World of Wonder is an anthology of science fiction and fantasy stories edited by Fletcher Pratt, published in hardcover by Twayne in 1951. No subsequent editions were issued.

==Contents==
- "Foreword", Edith R. Mirrielees
- "The Nature of Imaginative Literature", Fletcher Pratt (essay)
- "He Walked Around the Horses", H. Beam Piper (Astounding 1948)
- "Roads of Destiny", O. Henry (Roads of Destiny 1909)
- "The Red Queen’s Race", Isaac Asimov (Astounding 1949)
- "Child’s Play", William Tenn (Astounding 1947)
- "The Finest Story in the World", Rudyard Kipling (Contemporary Review 1891)
- "Etaoin Shrdlu", Fredric Brown (Unknown 1942)
- "Mistake Inside", James Blish (Startling Stories 1948)
- "Private—Keep Out!", Philip MacDonald (F&SF 1949)
- "They", Robert A. Heinlein (Unknown 1941)
- Metamorphosis, Franz Kafka (1937)
- "Back There in the Grass", Gouverneur Morris (Collier's Weekly 1911)
- "The Mark of the Beast", Rudyard Kipling (The Pioneer 1890)
- "Museum Piece", Esther Carlson (Moon Over the Back Fence 1947)
- "The Blue Giraffe", L. Sprague de Camp (Astounding 1939)
- "That Only a Mother", Judith Merril (Astounding 1948)

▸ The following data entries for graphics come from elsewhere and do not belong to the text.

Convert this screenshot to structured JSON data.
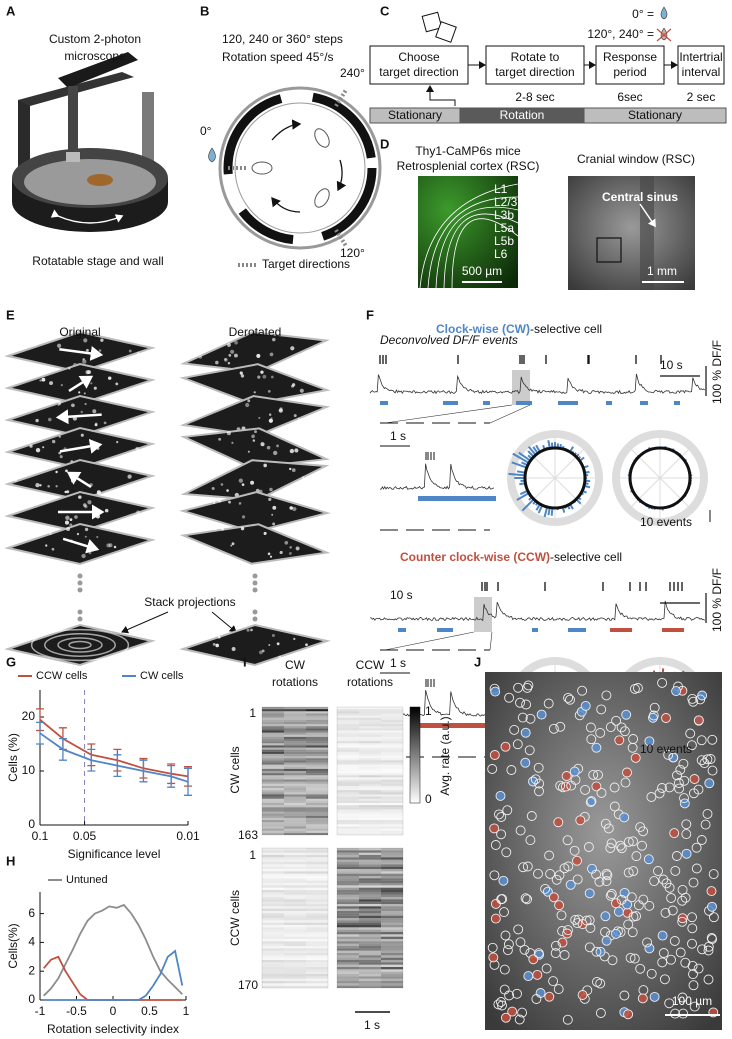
{
  "panels": {
    "a": {
      "label": "A",
      "title": [
        "Custom 2-photon",
        "microscope"
      ],
      "caption": "Rotatable stage and wall"
    },
    "b": {
      "label": "B",
      "lines": [
        "120, 240 or 360° steps",
        "Rotation speed 45°/s"
      ],
      "angles": [
        "240°",
        "0°",
        "120°"
      ],
      "legend": "Target directions"
    },
    "c": {
      "label": "C",
      "reward": "0° =",
      "no_reward": "120°, 240° =",
      "steps": [
        [
          "Choose",
          "target direction"
        ],
        [
          "Rotate to",
          "target direction"
        ],
        [
          "Response",
          "period"
        ],
        [
          "Intertrial",
          "interval"
        ]
      ],
      "durations": [
        "2-8 sec",
        "6sec",
        "2 sec"
      ],
      "phases": [
        "Stationary",
        "Rotation",
        "Stationary"
      ]
    },
    "d": {
      "label": "D",
      "left_title": [
        "Thy1-CaMP6s mice",
        "Retrosplenial cortex (RSC)"
      ],
      "layers": [
        "L1",
        "L2/3",
        "L3b",
        "L5a",
        "L5b",
        "L6"
      ],
      "left_scale": "500 µm",
      "right_title": "Cranial window (RSC)",
      "annotation": "Central sinus",
      "right_scale": "1 mm"
    },
    "e": {
      "label": "E",
      "columns": [
        "Original",
        "Derotated"
      ],
      "projection": "Stack projections"
    },
    "f": {
      "label": "F",
      "events_label": "Deconvolved DF/F events",
      "cells": [
        {
          "name": "Clock-wise (CW)",
          "suffix": "-selective cell",
          "time_scale": "10 s",
          "df_scale": "100 % DF/F",
          "inset_scale": "1 s",
          "event_scale": "10 events"
        },
        {
          "name": "Counter clock-wise (CCW)",
          "suffix": "-selective cell",
          "time_scale": "10 s",
          "df_scale": "100 % DF/F",
          "inset_scale": "1 s",
          "event_scale": "10 events"
        }
      ]
    },
    "i": {
      "label": "I",
      "columns": [
        [
          "CW",
          "rotations"
        ],
        [
          "CCW",
          "rotations"
        ]
      ],
      "rows": [
        {
          "first": "1",
          "name": "CW cells",
          "last": "163"
        },
        {
          "first": "1",
          "name": "CCW cells",
          "last": "170"
        }
      ],
      "colorbar": {
        "max": "1",
        "min": "0",
        "label": "Avg. rate (a.u.)"
      },
      "time_scale": "1 s"
    },
    "j": {
      "label": "J",
      "scale": "100 µm"
    }
  },
  "chart_data": [
    {
      "type": "line",
      "label": "G",
      "xlabel": "Significance level",
      "ylabel": "Cells (%)",
      "log_x": true,
      "x": [
        0.1,
        0.07,
        0.045,
        0.03,
        0.02,
        0.013,
        0.01
      ],
      "xlim": [
        0.1,
        0.01
      ],
      "xticks": [
        0.1,
        0.05,
        0.01
      ],
      "ylim": [
        0,
        25
      ],
      "yticks": [
        0,
        10,
        20
      ],
      "marker_x": 0.05,
      "series": [
        {
          "name": "CCW cells",
          "color": "#c0503f",
          "values": [
            19.5,
            16,
            13,
            12,
            10.5,
            9.5,
            9
          ],
          "errors": [
            2,
            2,
            2,
            2,
            1.8,
            1.8,
            1.8
          ]
        },
        {
          "name": "CW cells",
          "color": "#4f86c6",
          "values": [
            17,
            14,
            12,
            11,
            10,
            9,
            8
          ],
          "errors": [
            2,
            2,
            2,
            2,
            2,
            2,
            2.5
          ]
        }
      ]
    },
    {
      "type": "line",
      "label": "H",
      "xlabel": "Rotation selectivity index",
      "ylabel": "Cells(%)",
      "log_x": false,
      "x": [
        -0.95,
        -0.85,
        -0.75,
        -0.65,
        -0.55,
        -0.45,
        -0.35,
        -0.25,
        -0.15,
        -0.05,
        0.05,
        0.15,
        0.25,
        0.35,
        0.45,
        0.55,
        0.65,
        0.75,
        0.85,
        0.95
      ],
      "xlim": [
        -1,
        1
      ],
      "xticks": [
        -1,
        -0.5,
        0,
        0.5,
        1
      ],
      "ylim": [
        0,
        7.5
      ],
      "yticks": [
        0,
        2,
        4,
        6
      ],
      "series": [
        {
          "name": "Untuned",
          "color": "#8c8c8c",
          "values": [
            0.3,
            0.8,
            1.5,
            2.5,
            3.5,
            4.6,
            5.5,
            6.0,
            6.2,
            6.5,
            6.4,
            6.6,
            6.0,
            5.2,
            4.2,
            3.0,
            2.0,
            1.4,
            0.9,
            0.4
          ]
        },
        {
          "color": "#c0503f",
          "values": [
            2.2,
            2.8,
            3.0,
            2.0,
            1.2,
            0.4,
            0,
            0,
            0,
            0,
            0,
            0,
            0,
            0,
            0,
            0,
            0,
            0,
            0,
            0
          ]
        },
        {
          "color": "#4f86c6",
          "values": [
            0,
            0,
            0,
            0,
            0,
            0,
            0,
            0,
            0,
            0,
            0,
            0,
            0,
            0,
            0.3,
            1.0,
            1.8,
            3.0,
            3.4,
            1.0
          ]
        }
      ]
    }
  ]
}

- "Operation RSVP", H. Beam Piper (Amazing 1951)
- "Conquerors’ Isle", Nelson S. Bond (Blue Book 1946)
- "Giant Killer", A. Bertram Chandler (Astounding 1945)
- "The Million-Year Picnic", Ray Bradbury (Planet Stories 1946 )

==Reception==
New York Times reviewer Villiers Gerson, despite describing the contents as "excellent stories," faulted the anthology because the diversity of the stories "obscures the sharp line between fantasy and its more popular sibling, science fiction," and because many of the stories had previously been anthologized.